Instance methods in Java - Time & Space Complexity
We want to understand how the time it takes to run instance methods changes as the input grows.
How does calling an instance method affect the program's speed when data size changes?
Analyze the time complexity of the following code snippet.
public class Counter {
private int count = 0;
public void increment() {
count++;
}
public int getCount() {
return count;
}
}
This code defines an instance method that increases a number and another that returns it.
Look for loops or repeated actions inside the methods.
- Primary operation: Simple increment or return of a value.
- How many times: Each method runs once per call, no loops inside.
Since the methods do a fixed small task, time does not grow with input size.
| Input Size (n) | Approx. Operations |
|---|---|
| 10 | 1 simple step |
| 100 | 1 simple step |
| 1000 | 1 simple step |
Pattern observation: Time grows directly with how many times you call the method, but each call is very fast and simple.
Time Complexity: O(1)
This means each instance method call takes the same small amount of time, no matter the input size.

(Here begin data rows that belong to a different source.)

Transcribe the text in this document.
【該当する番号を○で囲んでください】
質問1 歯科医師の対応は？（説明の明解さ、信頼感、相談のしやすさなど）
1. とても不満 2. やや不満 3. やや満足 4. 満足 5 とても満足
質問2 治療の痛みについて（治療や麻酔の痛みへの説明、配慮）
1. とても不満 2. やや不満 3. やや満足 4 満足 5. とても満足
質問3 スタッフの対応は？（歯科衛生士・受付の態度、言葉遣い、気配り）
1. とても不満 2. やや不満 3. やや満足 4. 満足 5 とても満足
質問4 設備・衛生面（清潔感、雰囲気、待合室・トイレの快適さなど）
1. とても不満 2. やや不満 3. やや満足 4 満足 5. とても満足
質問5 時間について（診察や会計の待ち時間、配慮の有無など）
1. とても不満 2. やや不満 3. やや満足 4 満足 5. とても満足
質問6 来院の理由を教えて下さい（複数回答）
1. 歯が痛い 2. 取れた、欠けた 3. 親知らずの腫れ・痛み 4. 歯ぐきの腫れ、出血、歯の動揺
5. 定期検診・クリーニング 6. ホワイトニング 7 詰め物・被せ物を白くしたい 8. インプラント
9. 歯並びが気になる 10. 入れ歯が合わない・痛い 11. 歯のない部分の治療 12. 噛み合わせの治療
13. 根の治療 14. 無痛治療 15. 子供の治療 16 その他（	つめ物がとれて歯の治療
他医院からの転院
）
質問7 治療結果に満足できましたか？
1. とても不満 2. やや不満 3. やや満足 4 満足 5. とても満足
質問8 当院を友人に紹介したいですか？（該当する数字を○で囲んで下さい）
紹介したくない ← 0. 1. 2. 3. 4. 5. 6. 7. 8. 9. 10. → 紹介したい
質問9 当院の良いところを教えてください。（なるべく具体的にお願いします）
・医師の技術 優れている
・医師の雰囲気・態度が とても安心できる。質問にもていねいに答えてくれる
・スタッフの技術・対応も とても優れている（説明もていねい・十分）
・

[X] Wrong: "Instance methods always take longer if the object has more data."
[OK] Correct: The time depends on what the method does, not just the object size. Simple methods run quickly regardless.
Understanding how instance methods work helps you explain code efficiency clearly and confidently in interviews.
"What if the instance method included a loop over a list inside the object? How would the time complexity change?"